Greg and Me.
As Greg took a break I made sure I had a picture made. I have quite a few pictures with him but being the ham I am I like to get pictures with cool people. I have always liked the fact that I was 18 when I first saw him play and now all these years later I have seen the whole spectrum of his career from the first Coral Reefer Band member all the way through the blues cds. I still say he rocks and he will always be my favorite harp player.
http://www.buffettworld.com/2010/03/14/in-depth-article-on-greg-fingers-taylor/
Since many stories disappear off the internet I want to add this one. I don't know the author or I would credit them. But this is recently written. Jackson, Mississippi is the first place I ever heard the name "Fingers Taylor." back in the 1970's. I am glad he is back.
Greg "Fingers" Taylor, who played harmonica in Jimmy Buffet's Coral Reefer Band for 32 years, has retired from the spotlight and returned home to Mississippi to live.
Greg "Fingers" Taylor has spent a large portion of his adult life with a harmonica between his lips, making it weep, howl, plead and bleed.
Still, the instrument mystifies him.
"It's a mighty, mighty machine with a tiny, tiny body," he says. "I guess that's always intrigued me about it. How can such a big sound come from something so small?"
Fact is, it can't - except in the hands of a select few.
Taylor's unique gift of coaxing a harmonica into becoming something almost human helped create music history.
The 57-year-old graduate of Callaway High School, who recently moved back to the Jackson area, was an original member of Jimmy Buffett's Coral Reefer Band.
He was there when Buffett made it big, toured with him for 24 years, and still plays with him on occasion. In 2009, he joined Buffett for a show in Chicago.
His impact on Buffett's career was huge. According to Norbert Putnam, who produced Buffett's first six albums that included the iconic Changes in Latitudes, Changes in Attitudes, Taylor and keyboard player Mike Utley were key ingredients to Buffett's rise to fame.
"If I had lost either of them, I don't think Buffett's records would have been nearly as successful," Putnam says. "Fingers' harp became identifiable with Buffett's music.

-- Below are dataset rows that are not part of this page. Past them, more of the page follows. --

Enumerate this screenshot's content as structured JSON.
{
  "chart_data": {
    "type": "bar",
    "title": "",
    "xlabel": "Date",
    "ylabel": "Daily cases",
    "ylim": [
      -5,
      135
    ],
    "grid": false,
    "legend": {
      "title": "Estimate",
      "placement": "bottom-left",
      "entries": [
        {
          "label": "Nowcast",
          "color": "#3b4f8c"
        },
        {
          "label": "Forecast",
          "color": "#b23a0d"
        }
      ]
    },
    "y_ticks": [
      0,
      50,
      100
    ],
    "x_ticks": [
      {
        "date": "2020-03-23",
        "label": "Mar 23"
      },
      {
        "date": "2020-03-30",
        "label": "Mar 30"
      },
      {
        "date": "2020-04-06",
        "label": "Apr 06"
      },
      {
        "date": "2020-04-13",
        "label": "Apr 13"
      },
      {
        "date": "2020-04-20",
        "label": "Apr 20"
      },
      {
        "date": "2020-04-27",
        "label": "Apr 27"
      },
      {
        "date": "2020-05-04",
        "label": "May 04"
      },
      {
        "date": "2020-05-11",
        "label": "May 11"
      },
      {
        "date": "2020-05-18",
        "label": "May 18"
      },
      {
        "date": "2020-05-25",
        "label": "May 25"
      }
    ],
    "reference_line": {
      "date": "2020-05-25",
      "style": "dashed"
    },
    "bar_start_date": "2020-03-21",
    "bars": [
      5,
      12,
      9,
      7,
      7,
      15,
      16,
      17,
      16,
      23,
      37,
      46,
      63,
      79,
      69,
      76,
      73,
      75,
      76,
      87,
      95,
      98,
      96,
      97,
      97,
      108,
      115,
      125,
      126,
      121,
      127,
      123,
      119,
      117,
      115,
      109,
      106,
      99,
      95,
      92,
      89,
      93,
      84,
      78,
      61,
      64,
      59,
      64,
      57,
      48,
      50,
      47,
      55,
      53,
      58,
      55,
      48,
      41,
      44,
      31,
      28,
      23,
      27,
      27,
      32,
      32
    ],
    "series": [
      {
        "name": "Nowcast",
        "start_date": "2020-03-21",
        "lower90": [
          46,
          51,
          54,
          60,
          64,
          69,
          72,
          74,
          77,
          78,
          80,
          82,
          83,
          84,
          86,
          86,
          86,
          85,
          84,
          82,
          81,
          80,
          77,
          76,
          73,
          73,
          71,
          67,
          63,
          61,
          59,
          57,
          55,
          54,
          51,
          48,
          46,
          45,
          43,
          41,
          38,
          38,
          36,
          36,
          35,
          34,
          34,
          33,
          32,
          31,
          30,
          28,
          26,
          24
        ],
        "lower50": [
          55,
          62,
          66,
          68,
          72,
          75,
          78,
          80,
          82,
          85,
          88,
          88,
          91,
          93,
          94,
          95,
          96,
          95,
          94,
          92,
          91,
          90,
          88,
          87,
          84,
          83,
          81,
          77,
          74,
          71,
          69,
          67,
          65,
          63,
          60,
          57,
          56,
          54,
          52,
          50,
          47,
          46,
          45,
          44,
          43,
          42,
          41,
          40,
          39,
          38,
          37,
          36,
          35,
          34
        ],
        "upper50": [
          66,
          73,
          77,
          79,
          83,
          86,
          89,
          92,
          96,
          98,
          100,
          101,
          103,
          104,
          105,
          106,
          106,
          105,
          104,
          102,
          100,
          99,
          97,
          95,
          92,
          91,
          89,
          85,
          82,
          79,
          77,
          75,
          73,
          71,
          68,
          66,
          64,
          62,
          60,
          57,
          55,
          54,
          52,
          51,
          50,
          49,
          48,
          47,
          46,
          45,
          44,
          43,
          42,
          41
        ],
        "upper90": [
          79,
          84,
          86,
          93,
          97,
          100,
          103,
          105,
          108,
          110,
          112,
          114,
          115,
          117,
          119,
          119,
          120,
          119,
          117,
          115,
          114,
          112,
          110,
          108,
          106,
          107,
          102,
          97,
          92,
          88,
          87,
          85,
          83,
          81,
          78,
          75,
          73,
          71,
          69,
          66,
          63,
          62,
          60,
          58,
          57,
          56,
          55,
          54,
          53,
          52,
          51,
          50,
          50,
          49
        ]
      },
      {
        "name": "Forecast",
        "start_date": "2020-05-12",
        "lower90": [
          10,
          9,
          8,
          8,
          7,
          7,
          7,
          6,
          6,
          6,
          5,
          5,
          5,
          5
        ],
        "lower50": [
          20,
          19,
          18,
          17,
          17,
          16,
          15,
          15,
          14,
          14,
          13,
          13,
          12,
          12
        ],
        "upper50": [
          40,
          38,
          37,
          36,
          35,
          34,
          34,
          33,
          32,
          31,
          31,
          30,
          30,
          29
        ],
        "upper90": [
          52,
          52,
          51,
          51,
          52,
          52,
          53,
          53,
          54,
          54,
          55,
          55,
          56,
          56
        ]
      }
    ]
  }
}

"And Fingers used to get the live shows started for Jimmy. The curtain would go up and there would be Fingers Taylor and Coral Reefer. Fingers would get the crowd all wound up, and then introduce Jimmy."
After nearly four decades on the road, Taylor returns to the Jackson area to be near his mother, Doris, and many longtime friends. "It's where I belong," he says.
He comes bearing gifts for all music lovers - hundreds of harmonicas that he intends to make sure do not gather dust.
"There is no way to begin to measure what that means to the Jackson music scene," says Malcolm White, a former music promoter and now executive director of the Mississippi Arts Commission. "It could help get national acts here, if they think there is a chance Fingers Taylor might sit in with them."